Development syenthesia in autistic and NON-autistic individuals

A statistical correlation as well as a possible genetic connection between autism and synesthesia has been suggested. However, a systematic population study of the correlation between autism and synesthesia has not yet been completed. Despite the lack of solid evidence, the statistical and genetic correlations suggest that serotonin may be related to synesthesia in autistic individuals. The evidence that serotonin plays a crucial role in autism is overwhelming. High blood levels of serotonin in young children may indicate high levels of serotonin in the brain, and high levels of serotonin may negatively affect the development of serotonin neurons through negative feedback.

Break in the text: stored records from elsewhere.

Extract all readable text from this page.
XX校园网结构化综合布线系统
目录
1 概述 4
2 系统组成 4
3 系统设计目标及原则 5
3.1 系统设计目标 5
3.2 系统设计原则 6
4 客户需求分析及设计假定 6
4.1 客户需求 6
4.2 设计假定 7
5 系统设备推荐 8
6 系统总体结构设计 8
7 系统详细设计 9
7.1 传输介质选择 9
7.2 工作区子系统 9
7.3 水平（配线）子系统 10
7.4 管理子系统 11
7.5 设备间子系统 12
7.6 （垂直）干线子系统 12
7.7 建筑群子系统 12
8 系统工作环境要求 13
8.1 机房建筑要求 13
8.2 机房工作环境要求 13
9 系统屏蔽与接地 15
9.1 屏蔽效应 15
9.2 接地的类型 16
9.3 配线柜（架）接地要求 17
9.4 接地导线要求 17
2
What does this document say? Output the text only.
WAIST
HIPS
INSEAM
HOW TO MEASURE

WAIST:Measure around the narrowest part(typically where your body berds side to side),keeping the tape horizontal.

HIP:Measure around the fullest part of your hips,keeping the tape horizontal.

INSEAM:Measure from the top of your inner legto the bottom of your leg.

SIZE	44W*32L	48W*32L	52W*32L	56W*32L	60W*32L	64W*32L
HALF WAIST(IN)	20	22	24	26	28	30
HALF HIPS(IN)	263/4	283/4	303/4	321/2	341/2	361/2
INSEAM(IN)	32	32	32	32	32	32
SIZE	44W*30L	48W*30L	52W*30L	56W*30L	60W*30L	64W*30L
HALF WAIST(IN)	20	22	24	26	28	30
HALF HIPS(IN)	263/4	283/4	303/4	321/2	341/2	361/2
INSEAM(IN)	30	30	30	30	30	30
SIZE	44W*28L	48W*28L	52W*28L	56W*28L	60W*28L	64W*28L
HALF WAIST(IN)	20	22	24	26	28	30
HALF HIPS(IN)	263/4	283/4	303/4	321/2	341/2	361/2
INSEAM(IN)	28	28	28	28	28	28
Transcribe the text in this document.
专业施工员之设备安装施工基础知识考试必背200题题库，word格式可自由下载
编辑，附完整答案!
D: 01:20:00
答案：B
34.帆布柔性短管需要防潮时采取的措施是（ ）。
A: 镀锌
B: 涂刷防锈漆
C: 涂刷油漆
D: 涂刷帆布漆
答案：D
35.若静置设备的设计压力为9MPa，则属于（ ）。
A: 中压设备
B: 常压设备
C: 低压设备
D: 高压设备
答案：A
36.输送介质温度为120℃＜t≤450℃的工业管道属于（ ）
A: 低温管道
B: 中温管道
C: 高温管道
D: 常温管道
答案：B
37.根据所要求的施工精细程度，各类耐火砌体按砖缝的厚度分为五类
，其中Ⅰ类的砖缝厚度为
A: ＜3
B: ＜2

Language impairment was found in subjects with decreased serotonin synthesis in the left hemisphere compared to individuals with right-hemisphere abnormalities and those without cortical asymmetry. Further evidence for the lateralization theory comes from studies indicating functional improvement with selective serotonin reuptake inhibitors (SSRIs). The asymmetry of serotonin synthesis may be caused by a lesion or birth defect in the dominant left hemisphere, which results in overcompensation in the right hemisphere, leading to a general hypoexcitability of the left hemisphere and underdeveloped long-range connections between different brain areas. The lateralization hypothesis and the high frequency of synesthesia in autistic individuals point to the possibility that increased extracellular levels of serotonin in the autistic brain may be a causal influence on the genesis of synesthesia. Multiple ways exist for elevated serotonin levels to lead to synesthesia in autistic individuals, including serotonin-triggered hyperactivity in glutamatergic neurons in layer V and resulting destabilization of thalamic connections. If the onset of synesthesia in autism occurs at an early age, structural or functional synesthetic connections may still form. Structural connectivity mechanisms have been proposed for grapheme-color synesthesia and sound-color synesthesia, and increased anatomical connectivity near the fusiform gyrus has been reported in individuals with synesthesia. Whether a hyperactive serotonergic system can contribute to synesthesia in autism remains to be investigated.

Autism could be partly defined by sensory processing deficits, and synesthesia could be a consequence of altered functional connectivity. Pharmacological evidence suggests that serotonin may be involved in generating synesthetic experience either through a disinhibited feedback mechanism or by making unusual structural binding available for conscious processing. The pharmacological evidence supports a disinhibited feedback mechanism, which suggests that synesthesia is not a result of altered structural connectivity but arises from altered functional feedback connections. There is also suggestive evidence of mixed mechanisms, including enhanced visual memory associations with hyper-reinstantiation in the visual cortex.

A whole-genome linkage scan and family-linkage analysis in 43 multiplex families with auditory-visual synesthesia did not confirm the hypothesis that synesthesia is caused by overexpression of the 5-HT2A receptor gene on chromosome 13.

Studies have found that some synesthetes have greater cognitive and memory capacities specific to the concurrent of the individual’s synesthesia compared to the general population. These results may be due to serotonin-induced hyperconnected neural networks without the down-regulated neural regions found in people with autism.

Conclusion

Serotonin may be involved in synesthesia through excitatory neurotransmitter action, and this connection could be explored by using drugs that inhibit 5-HT2A receptors and serotonin-agonists that only cause hallucinations with excessive use.

The mechanisms underlying drug-induced synesthesia plausibly involve aberrant structural binding in the spared neural regions that are also responsible for the savant skills found in 10 percent of autistic individuals.